L’entrée du village

Huile : 46 x 33

Ce qui m’a attiré c’est une odeur d’herbes brûlées qui en provenait. Pourquoi ai-je pris ce chemin ? D’accord, il venait après un autre, mais dès l’abord je ne m’y suis pas bien senti, d’ailleurs, il ne sentait rien. Je m’étais trompé. Il pourrait sentir au moins le thym ou le romarin, mais là rien. Après tout je m’en fous des odeurs.
Petit à petit le silence s’est fait, plus de sons. On pourrait entendre encore un bruissement, un clapotis, un bourdonnement d’abeille, un chant d’oiseau, non rien. Après tout je m’en fous des bruits.
Peu à peu les couleurs se sont estompées, ternes l’herbe et les fleurs, ternes les cailloux, la terre, le ciel. La transparence gagne. Il pourrait rester une esquisse de vert, de mauve, de brun, non rien. Après tout je m’en fous des couleurs.
À regarder de plus près je découvre que plus rien ne bouge, plus de bestioles. Pourrait encore frétiller un petit morceau de mouche ou de vermisseau, non rien. Après tout…
Et j’avance, j’avance, des kilomètres dans un paysage insensé vide de sens, moi vidé de mes sens. C’est interminable, triste et plat, bientôt les formes se désagrègent, disparaissent, je suis maintenant dans une sorte de vide cotonneux, l’image n’est plus composée que de petits points noirs et blancs. J’ai chaud, je frissonne, je flotte, je ne sais plus, le doute s’installe, l’angoisse s’invite.
Là-bas un éclat, une lueur, un lent déplacement. Je cours vers elle, vers lui, un escargot bleu tendre, jaune pâle. Il est technicien me dit-il, spécialiste des choses anormales sur chemins. Il dit pouvoir me ramener. Je le grimpe délicatement sur mon index, d’une corne il éclairera la route, de l’autre il indiquera la direction.
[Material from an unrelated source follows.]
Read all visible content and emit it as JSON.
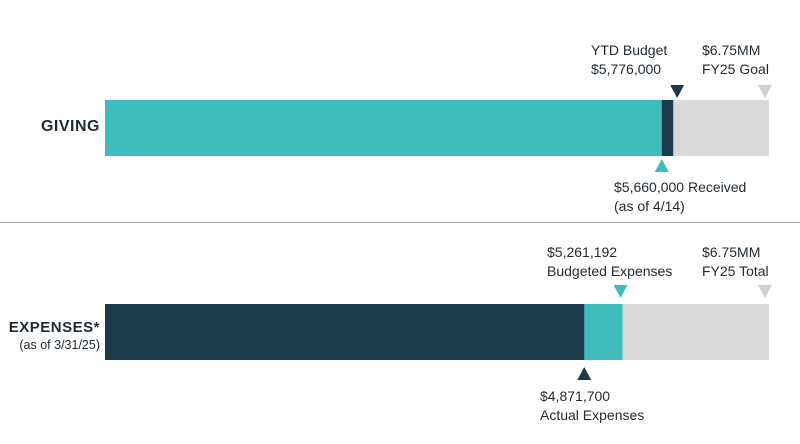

Nous partons dans ce néant vaporeux. Sa coquille devient alors palette et lance en feu d’artifice des touches de tous côtés redonnant couleur et animation sur notre passage. On dirait que l’ordinaire revient. Quelques bizarreries dans les teintes, des formes approximatives, des animaux et des plantes hybrides, des bruits singuliers. L’escargot spécialiste me dit que bientôt tout rentrera dans l’ordre, que le monde ne s’est pas fait en un jour. Nous continuons à l’ombre d’un papillon cumulus qui nous abrite de ses ailes géantes, géniales, généreuses.
Enfin cette gentille route et une entrée de village éclairée et douce comme un tableau que j’aurai aimé peindre. Un homme vient au devant de moi.
– Je suis bien content de vous voir, me dit-il, j’ai eu la trouille de ma vie, une étrangeté, je vais vous raconter… Le temps qu’il commence, l’escargot technicien s’est effacé. Reste dans ma main une télécommande arc-en-ciel.
– Réveille-toi, me secoue ma femme, j’ai appelé Darty, tu t’es endormi devant la télé, elle en a profité pour tomber en panne cette cochonnerie ! Une odeur de cramé, et puis plus de son, la couleur qui fiche le camp, plus d’image, il n’y a plus que des petits points noirs et blancs. Pendant ce temps, Monsieur dort !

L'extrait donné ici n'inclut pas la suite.